For proline less than 755, we have 111 samples, still mostly in class 1. For proline greater than 755 we have 67 samples, mostly in class 0. These 67 samples can then be split on flavanoids. Anything less than 2.165 is class 2, according to this tree. Anything greater is class 0. We do have some class 2 wine on the left-most branch as well, however, I had a brief wander round the internet to read about flavanoids in wine.
Wikipedia says

In white wines the number of flavonoids is reduced due to the lesser contact with the skins that they receive during winemaking.

Is class 2 white wine?
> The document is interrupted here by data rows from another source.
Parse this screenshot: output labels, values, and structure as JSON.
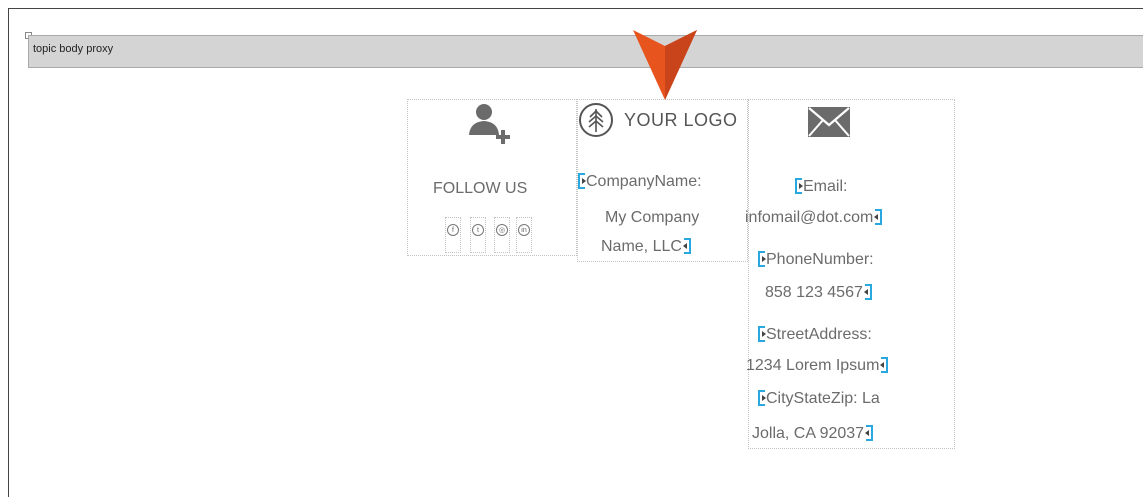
{
  "proxy": {
    "label": "topic body proxy"
  },
  "follow": {
    "title": "FOLLOW US",
    "icons": [
      "facebook-icon",
      "twitter-icon",
      "instagram-icon",
      "linkedin-icon"
    ],
    "glyphs": [
      "f",
      "t",
      "◎",
      "in"
    ]
  },
  "logo": {
    "text": "YOUR LOGO"
  },
  "company": {
    "label": "CompanyName:",
    "value_line1": "My Company",
    "value_line2": "Name, LLC"
  },
  "contact": {
    "email_label": "Email:",
    "email_value": "infomail@dot.com",
    "phone_label": "PhoneNumber:",
    "phone_value": "858 123 4567",
    "street_label": "StreetAddress:",
    "street_value": "1234 Lorem Ipsum",
    "city_label": "CityStateZip: La",
    "city_value": "Jolla, CA 92037"
  },
  "colors": {
    "marker": "#e8541e",
    "tag": "#29a8e0",
    "text": "#6b6b6b"
  }
}
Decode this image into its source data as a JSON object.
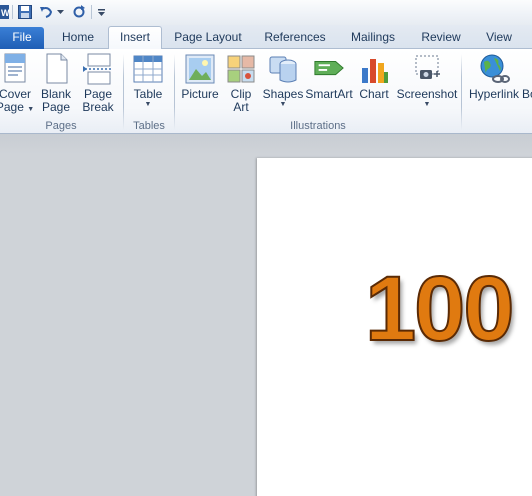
{
  "qat": {
    "icons": [
      "word-app-icon",
      "save-icon",
      "undo-icon",
      "undo-dropdown-icon",
      "redo-icon",
      "customize-qat-icon"
    ]
  },
  "tabs": {
    "file": "File",
    "home": "Home",
    "insert": "Insert",
    "page_layout": "Page Layout",
    "references": "References",
    "mailings": "Mailings",
    "review": "Review",
    "view": "View",
    "active": "Insert"
  },
  "ribbon": {
    "pages": {
      "label": "Pages",
      "cover_page_line1": "Cover",
      "cover_page_line2": "Page",
      "blank_page_line1": "Blank",
      "blank_page_line2": "Page",
      "page_break_line1": "Page",
      "page_break_line2": "Break"
    },
    "tables": {
      "label": "Tables",
      "table": "Table"
    },
    "illustrations": {
      "label": "Illustrations",
      "picture": "Picture",
      "clip_art_line1": "Clip",
      "clip_art_line2": "Art",
      "shapes": "Shapes",
      "smartart": "SmartArt",
      "chart": "Chart",
      "screenshot": "Screenshot"
    },
    "links": {
      "hyperlink": "Hyperlink",
      "bookmark_partial": "Bo"
    }
  },
  "document": {
    "content_text": "100",
    "text_color": "#e07a10"
  }
}
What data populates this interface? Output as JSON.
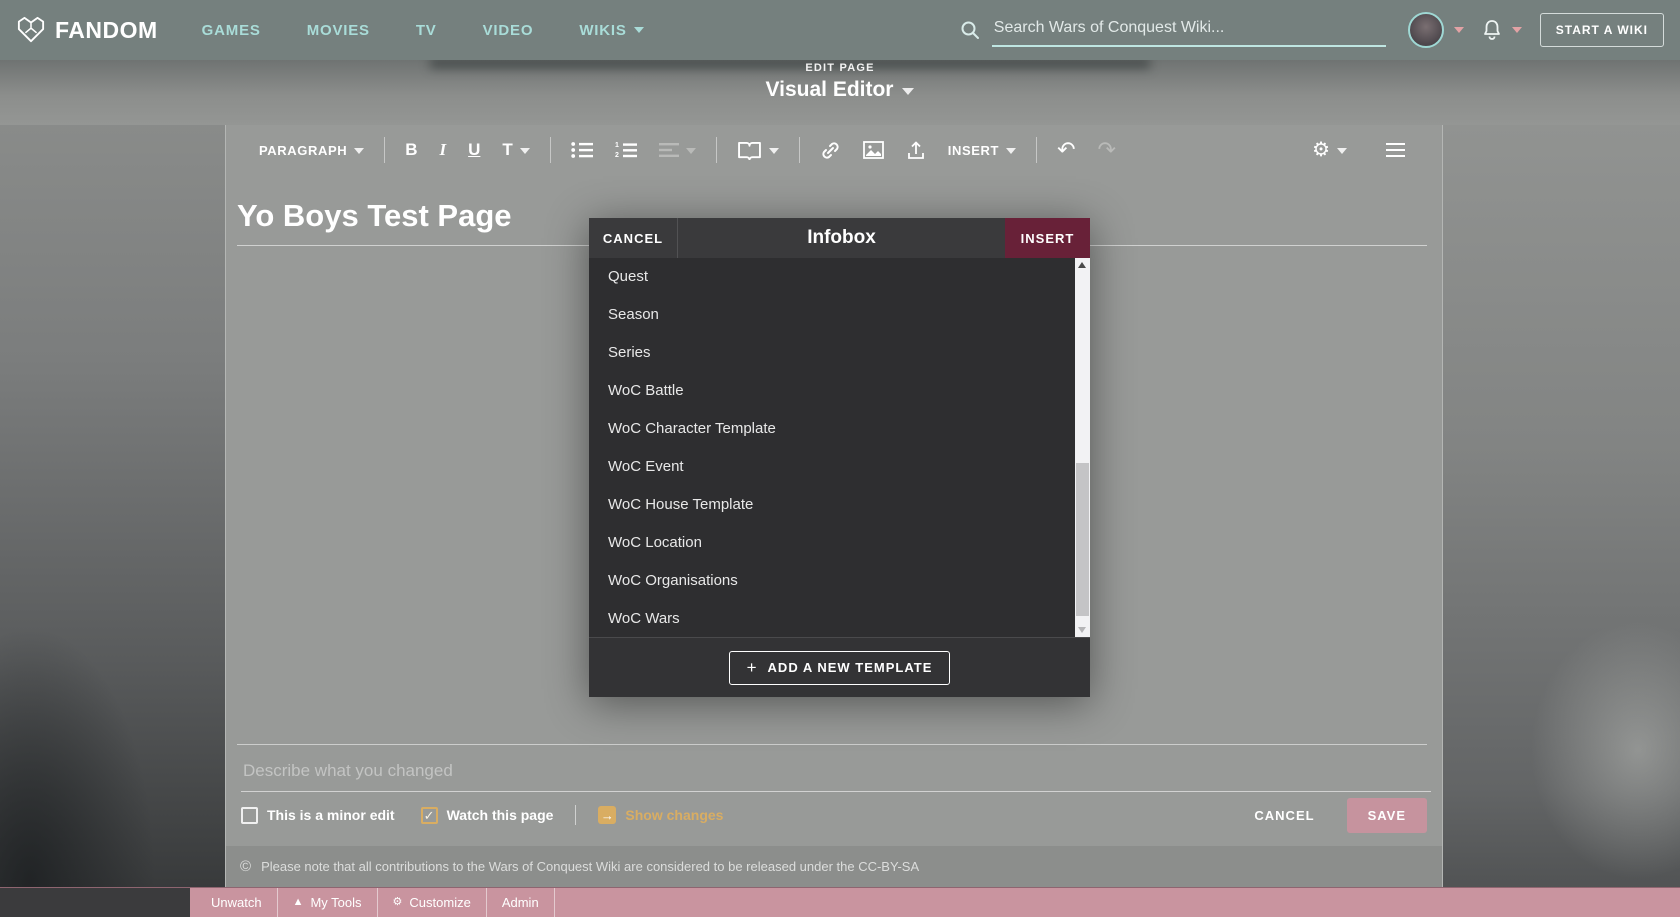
{
  "navbar": {
    "brand": "FANDOM",
    "links": [
      {
        "label": "GAMES"
      },
      {
        "label": "MOVIES"
      },
      {
        "label": "TV"
      },
      {
        "label": "VIDEO"
      },
      {
        "label": "WIKIS",
        "caret": true
      }
    ],
    "search": {
      "placeholder": "Search Wars of Conquest Wiki..."
    },
    "start_wiki_label": "START A WIKI"
  },
  "page_header": {
    "kicker": "EDIT PAGE",
    "mode": "Visual Editor"
  },
  "editor_toolbar": {
    "paragraph_label": "PARAGRAPH",
    "bold_label": "B",
    "italic_label": "I",
    "underline_label": "U",
    "textstyle_label": "T",
    "insert_label": "INSERT"
  },
  "article": {
    "title": "Yo Boys Test Page"
  },
  "dialog": {
    "cancel_label": "CANCEL",
    "title": "Infobox",
    "insert_label": "INSERT",
    "templates": [
      "Quest",
      "Season",
      "Series",
      "WoC Battle",
      "WoC Character Template",
      "WoC Event",
      "WoC House Template",
      "WoC Location",
      "WoC Organisations",
      "WoC Wars"
    ],
    "add_template_label": "ADD A NEW TEMPLATE",
    "plus_icon": "+"
  },
  "save_panel": {
    "summary_placeholder": "Describe what you changed",
    "minor_edit_label": "This is a minor edit",
    "minor_edit_checked": false,
    "watch_label": "Watch this page",
    "watch_checked": true,
    "watch_check_glyph": "✓",
    "show_changes_label": "Show changes",
    "show_changes_icon": "→",
    "cancel_label": "CANCEL",
    "save_label": "SAVE"
  },
  "footer": {
    "copyright_glyph": "©",
    "notice": "Please note that all contributions to the Wars of Conquest Wiki are considered to be released under the CC-BY-SA"
  },
  "bottom_toolbar": {
    "items": [
      {
        "label": "Unwatch",
        "icon": ""
      },
      {
        "label": "My Tools",
        "icon": "▲"
      },
      {
        "label": "Customize",
        "icon": "⚙"
      },
      {
        "label": "Admin",
        "icon": ""
      }
    ]
  },
  "icons": {
    "toolbar_settings_glyph": "⚙",
    "undo_glyph": "↶",
    "redo_glyph": "↷"
  },
  "colors": {
    "navbar_bg": "#75807e",
    "nav_link": "#a9dcd8",
    "content_bg": "#989a98",
    "dialog_header": "#3a3a3c",
    "dialog_body": "#2e2e30",
    "insert_maroon": "#682138",
    "accent_gold": "#d9ad62",
    "save_pink": "#c6939e",
    "bottom_bar_pink": "#c9949f"
  }
}
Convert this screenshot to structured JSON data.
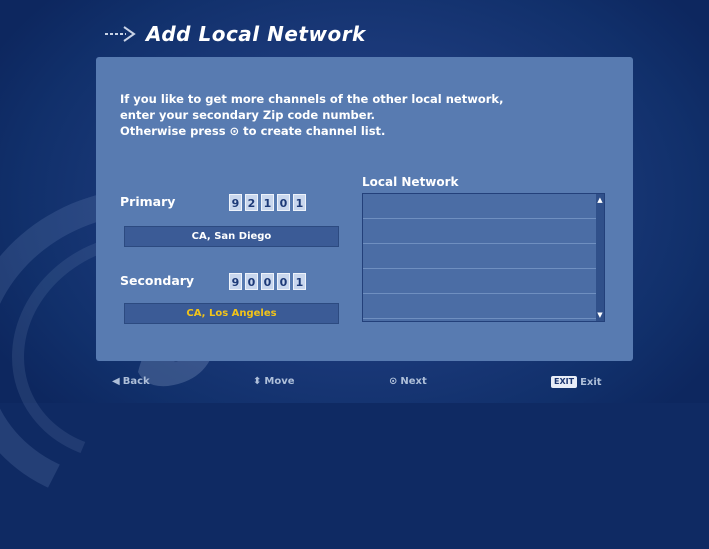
{
  "title": "Add Local Network",
  "info_lines": [
    "If you like to get more channels of the other local network,",
    "enter your secondary Zip code number.",
    "Otherwise press ⊙ to create channel list."
  ],
  "primary": {
    "label": "Primary",
    "digits": [
      "9",
      "2",
      "1",
      "0",
      "1"
    ],
    "location": "CA, San Diego"
  },
  "secondary": {
    "label": "Secondary",
    "digits": [
      "9",
      "0",
      "0",
      "0",
      "1"
    ],
    "location": "CA, Los Angeles"
  },
  "local_network": {
    "title": "Local Network",
    "rows": [
      "",
      "",
      "",
      "",
      ""
    ]
  },
  "footer": {
    "back": "Back",
    "move": "Move",
    "next": "Next",
    "exit_key": "EXIT",
    "exit": "Exit"
  },
  "colors": {
    "panel": "#587bb1",
    "secondary_location_text": "#f2c419"
  },
  "icons": {
    "title": "arrow-right-icon",
    "back": "left-triangle-icon",
    "move": "up-down-icon",
    "next": "ok-circle-icon"
  }
}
Who knows. It could be. The decision tree made this stand out far more clearly than looking directly at the input data.


I've put the code in a gist if you want to play around with it:
https://gist.github.com/doctorlove/bf6e42658d5806a61669a844b885983b

I think I've included everything here though.



I was planning on giving this as a lightning talk at the ACCU conference, but since it was cancelled this year, because of COVID-19, I wrote this short blog instead. If you can figure out what the types of wine are, get in touch.